Samsung has offered a clear look at where its mobile software may be heading next with the Fluid AI Design System, a generative design concept built around AI. The system is not available as a real update yet, but it signals a major shift in how One UI could behave in the future.
Rather than keeping users locked into rigid app screens, Samsung is imagining an interface that can adjust itself in real time. The idea is to make the phone feel more responsive to context, with information and tools appearing in a single, smoother experience.
An interface that adapts to the task
Under the Fluid AI concept, information is no longer meant to sit inside fixed pages or static app windows. Samsung describes it as floating, flexible elements that can expand, shrink, shift, or change function depending on what the user is doing.
This approach is designed to reduce friction when handling everyday tasks.
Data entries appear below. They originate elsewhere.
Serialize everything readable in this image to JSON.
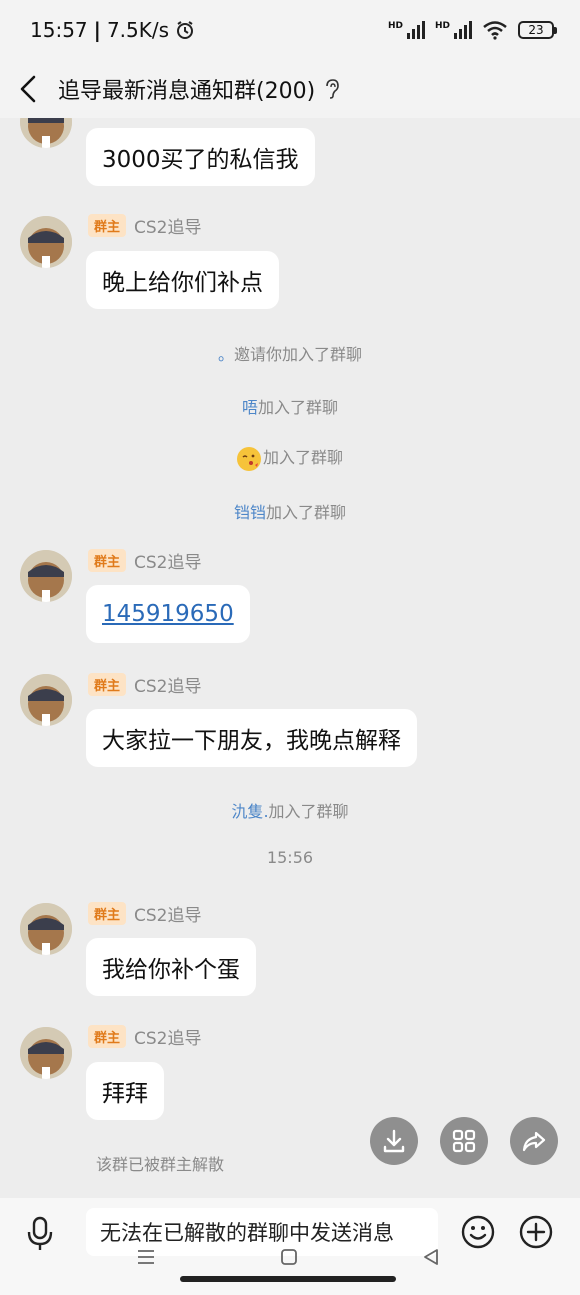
{
  "status_bar": {
    "time": "15:57",
    "speed": "7.5K/s",
    "network1": "HD",
    "network2": "HD",
    "battery": "23"
  },
  "header": {
    "title": "追导最新消息通知群(200)"
  },
  "messages": [
    {
      "text": "3000买了的私信我"
    },
    {
      "badge": "群主",
      "sender": "CS2追导",
      "text": "晚上给你们补点"
    },
    {
      "badge": "群主",
      "sender": "CS2追导",
      "text": "145919650"
    },
    {
      "badge": "群主",
      "sender": "CS2追导",
      "text": "大家拉一下朋友，我晚点解释"
    },
    {
      "badge": "群主",
      "sender": "CS2追导",
      "text": "我给你补个蛋"
    },
    {
      "badge": "群主",
      "sender": "CS2追导",
      "text": "拜拜"
    }
  ],
  "system": [
    {
      "nick": "。",
      "text": "邀请你加入了群聊"
    },
    {
      "nick": "唔",
      "text": "加入了群聊"
    },
    {
      "nick": "",
      "text": "加入了群聊"
    },
    {
      "nick": "铛铛",
      "text": "加入了群聊"
    },
    {
      "nick": "氿隻.",
      "text": "加入了群聊"
    }
  ],
  "timestamp": "15:56",
  "dissolved_notice": "该群已被群主解散",
  "input": {
    "placeholder": "无法在已解散的群聊中发送消息"
  },
  "icons": {
    "back": "back-arrow-icon",
    "ear": "ear-icon",
    "download": "download-icon",
    "grid": "grid-icon",
    "share": "share-icon",
    "mic": "microphone-icon",
    "emoji": "smile-icon",
    "plus": "plus-icon"
  },
  "colors": {
    "background": "#ededed",
    "bubble": "#ffffff",
    "badge_bg": "#fde3c5",
    "badge_text": "#e07a1a",
    "link": "#2a6ab8",
    "nick": "#4d86c8",
    "system_text": "#8a8a8a"
  }
}
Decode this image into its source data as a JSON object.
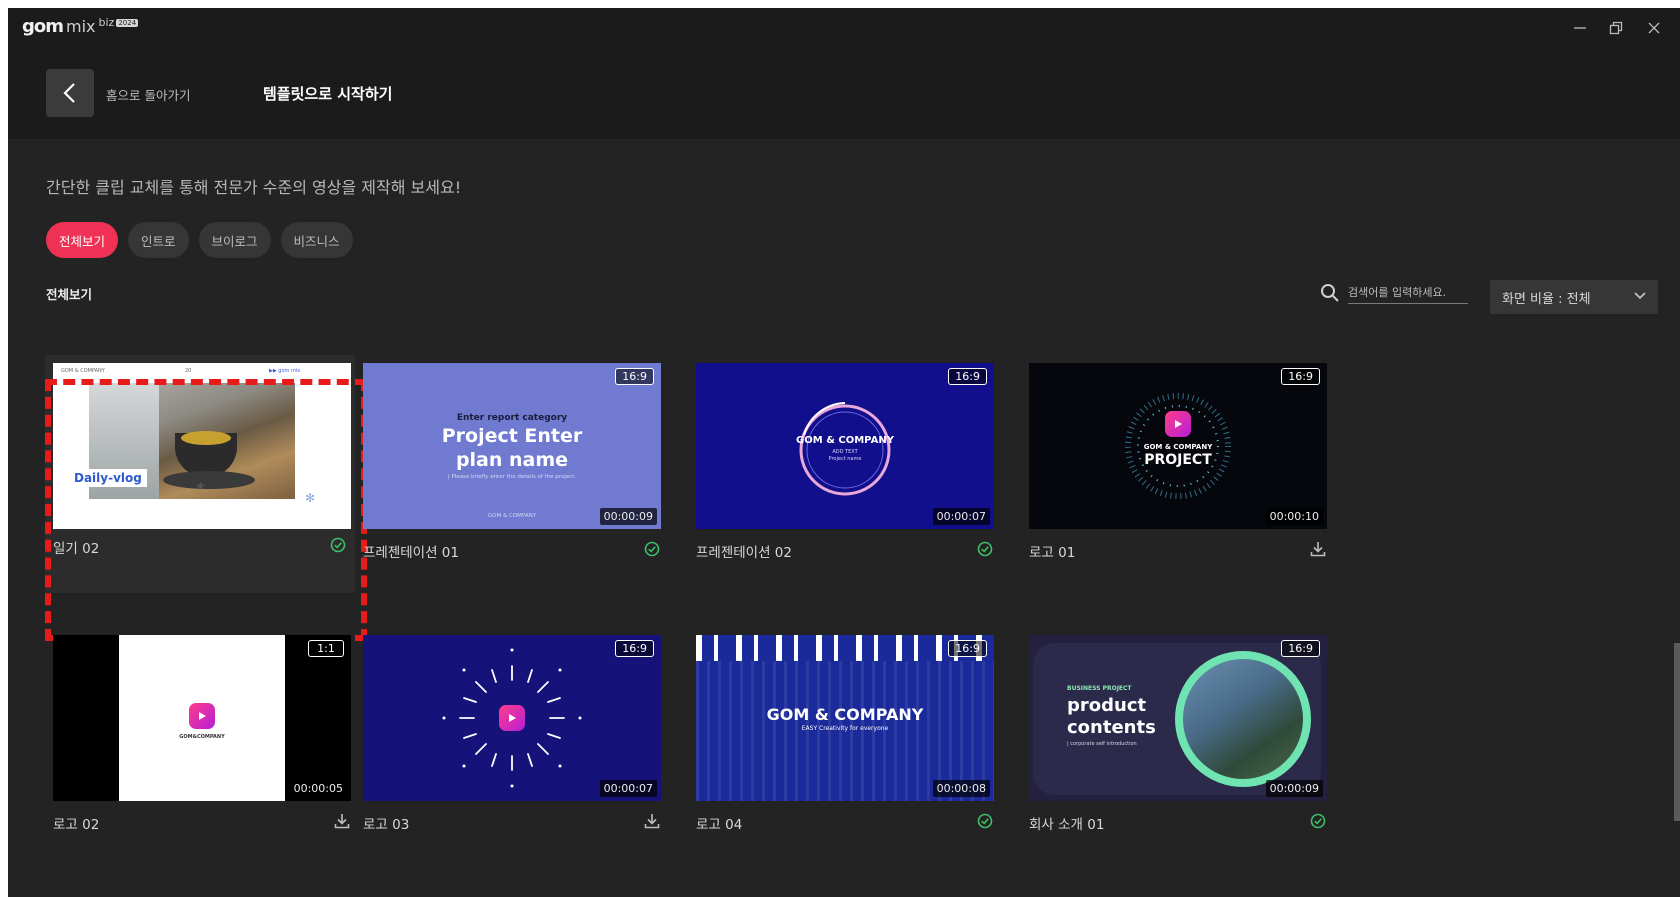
{
  "app": {
    "logo_main": "gom",
    "logo_mix": "mix",
    "logo_biz": "biz",
    "logo_badge": "2024"
  },
  "header": {
    "back_label": "홈으로 돌아가기",
    "title": "템플릿으로 시작하기"
  },
  "subtitle": "간단한 클립 교체를 통해 전문가 수준의 영상을 제작해 보세요!",
  "categories": [
    {
      "label": "전체보기",
      "active": true
    },
    {
      "label": "인트로",
      "active": false
    },
    {
      "label": "브이로그",
      "active": false
    },
    {
      "label": "비즈니스",
      "active": false
    }
  ],
  "section_label": "전체보기",
  "search": {
    "placeholder": "검색어를 입력하세요."
  },
  "ratio_filter": {
    "label": "화면 비율 : 전체"
  },
  "colors": {
    "accent": "#ee3154",
    "check": "#3fbf6a",
    "selection": "#e81b1b"
  },
  "templates": [
    {
      "title": "일기 02",
      "ratio": "",
      "duration": "",
      "status": "check-circle-icon",
      "thumb": {
        "brand": "GOM & COMPANY",
        "number": "20",
        "mark": "▶▶ gom mix",
        "caption": "Daily-vlog"
      }
    },
    {
      "title": "프레젠테이션 01",
      "ratio": "16:9",
      "duration": "00:00:09",
      "status": "check-circle-icon",
      "thumb": {
        "line1": "Enter report category",
        "line2": "Project Enter",
        "line3": "plan name",
        "line4": "| Please briefly enter the details of the project.",
        "footer": "GOM & COMPANY"
      }
    },
    {
      "title": "프레젠테이션 02",
      "ratio": "16:9",
      "duration": "00:00:07",
      "status": "check-circle-icon",
      "thumb": {
        "line1": "GOM & COMPANY",
        "line2": "ADD TEXT",
        "line3": "Project name"
      }
    },
    {
      "title": "로고 01",
      "ratio": "16:9",
      "duration": "00:00:10",
      "status": "download-icon",
      "thumb": {
        "line1": "GOM & COMPANY",
        "line2": "PROJECT"
      }
    },
    {
      "title": "로고 02",
      "ratio": "1:1",
      "duration": "00:00:05",
      "status": "download-icon",
      "thumb": {
        "line1": "GOM&COMPANY"
      }
    },
    {
      "title": "로고 03",
      "ratio": "16:9",
      "duration": "00:00:07",
      "status": "download-icon",
      "thumb": {}
    },
    {
      "title": "로고 04",
      "ratio": "16:9",
      "duration": "00:00:08",
      "status": "check-circle-icon",
      "thumb": {
        "line1": "GOM & COMPANY",
        "line2": "EASY Creativity for everyone"
      }
    },
    {
      "title": "회사 소개 01",
      "ratio": "16:9",
      "duration": "00:00:09",
      "status": "check-circle-icon",
      "thumb": {
        "line1": "BUSINESS PROJECT",
        "line2": "product",
        "line3": "contents",
        "line4": "| corporate self introduction"
      }
    }
  ]
}
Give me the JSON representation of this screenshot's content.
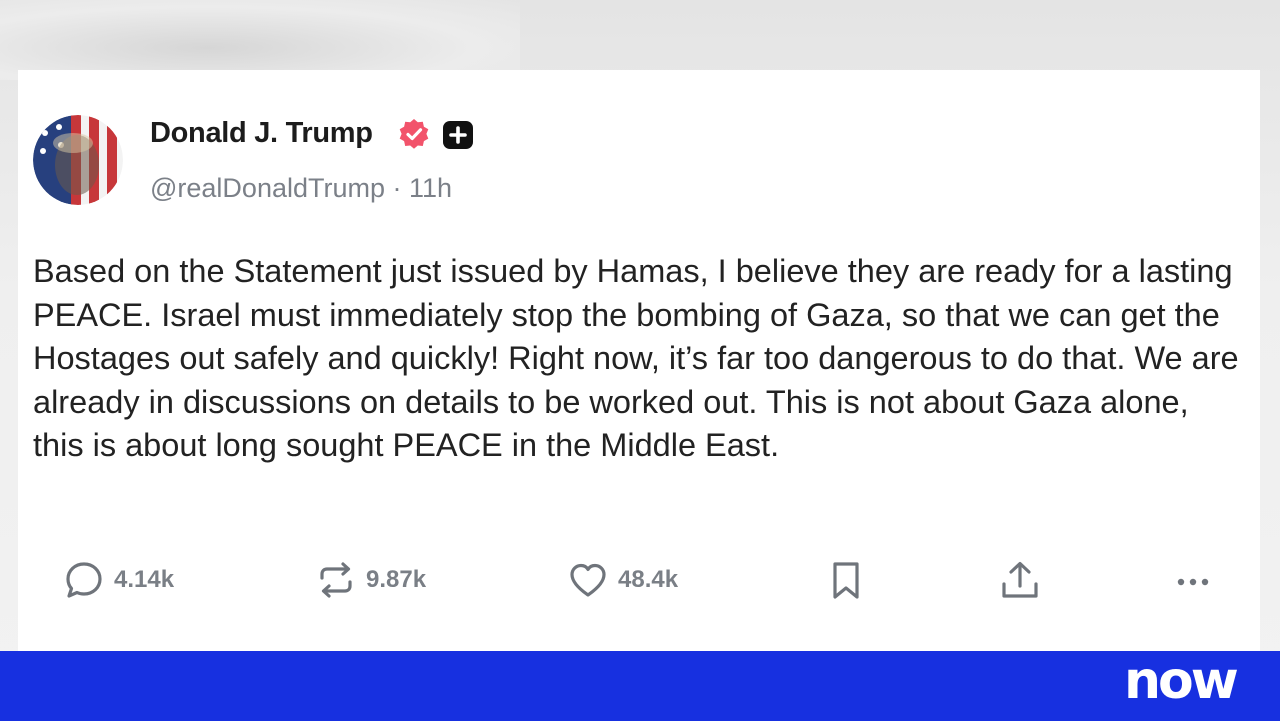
{
  "post": {
    "display_name": "Donald J. Trump",
    "handle": "@realDonaldTrump",
    "separator": "·",
    "time_ago": "11h",
    "body": "Based on the Statement just issued by Hamas, I believe they are ready for a lasting PEACE. Israel must immediately stop the bombing of Gaza, so that we can get the Hostages out safely and quickly! Right now, it’s far too dangerous to do that. We are already in discussions on details to be worked out. This is not about Gaza alone, this is about long sought PEACE in the Middle East.",
    "badges": {
      "verified_icon": "verified-check-icon",
      "verified_color": "#f2536b",
      "plus_icon": "plus-icon"
    }
  },
  "actions": {
    "reply": {
      "icon": "reply-bubble-icon",
      "count": "4.14k"
    },
    "repost": {
      "icon": "repost-icon",
      "count": "9.87k"
    },
    "like": {
      "icon": "heart-icon",
      "count": "48.4k"
    },
    "bookmark": {
      "icon": "bookmark-icon"
    },
    "share": {
      "icon": "share-upload-icon"
    },
    "more": {
      "icon": "more-dots-icon"
    }
  },
  "broadcast": {
    "logo_text": "now",
    "bar_color": "#1730e0"
  }
}
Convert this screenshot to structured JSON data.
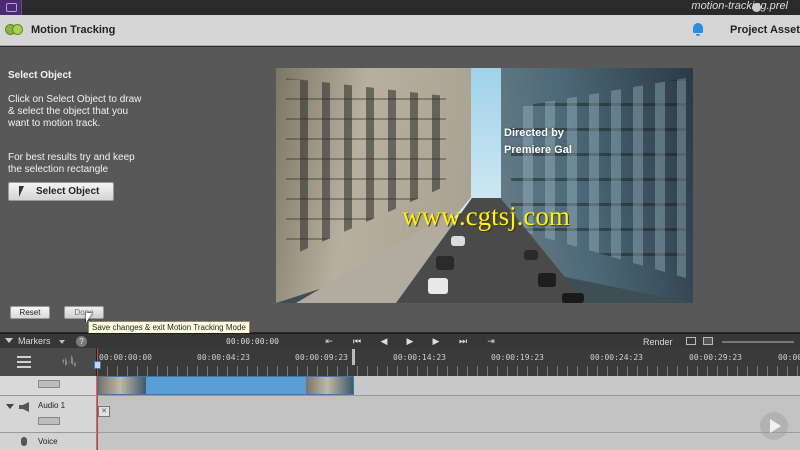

Instead of jumping between separate apps, the system could surface the most relevant information at the moment it is needed.
| Use Case | What Appears | Expected Result |
|---|---|---|
| Meeting reminder | Calendar, travel route, related contacts | One unified view without switching apps |
| Simple date picker | Turns into a full scheduling assistant when needed | Smarter, more adaptive interaction |
Samsung’s examples show how a meeting reminder could bring together a calendar, route suggestions, and relevant contacts in one display. A basic date picker could also evolve into a full scheduling assistant when the situation calls for it.
Built on the same direction as Galaxy AI
The concept fits neatly with Samsung’s recent push through Galaxy AI, which has steadily expanded across on-device and cloud-based features. Fluid AI takes that logic further by extending intelligence into the structure of the interface itself.
If earlier AI features acted as additions to the system, Fluid AI suggests a future where AI becomes part of the design foundation. In that model, the interface would not only display information, but also help guide the user toward the most relevant action.
Samsung has not confirmed that this concept will appear immediately in the next One UI version, and it may be more likely to surface in One UI 10 or later. Even so, the presentation makes the company’s design direction increasingly clear.
Promising, but still far from shipping
Fluid AI still faces several challenges before it could reach consumer devices. Support from third-party apps, performance across different hardware, and visual consistency are all issues that would need to be handled carefully.
That means the concept may still change significantly before it ever appears on a retail phone. Even so, the Red Dot Design Award 2026-winning design already suggests that Samsung is serious about making mobile experiences more intuitive and more intelligent.
The Fluid AI Design System also formed part of Samsung’s recognition at the Red Dot Awards, where the company earned several honors for AI-driven ideas focused on personalization. According to www.gizmochina.com, the recognition highlights how Samsung is not only building AI features, but also rethinking how AI shapes interface behavior and appearance.
For now, Fluid AI remains a design vision rather than a confirmed product feature. If it develops further, One UI could evolve from a place that simply runs apps into a system that actively understands usage context.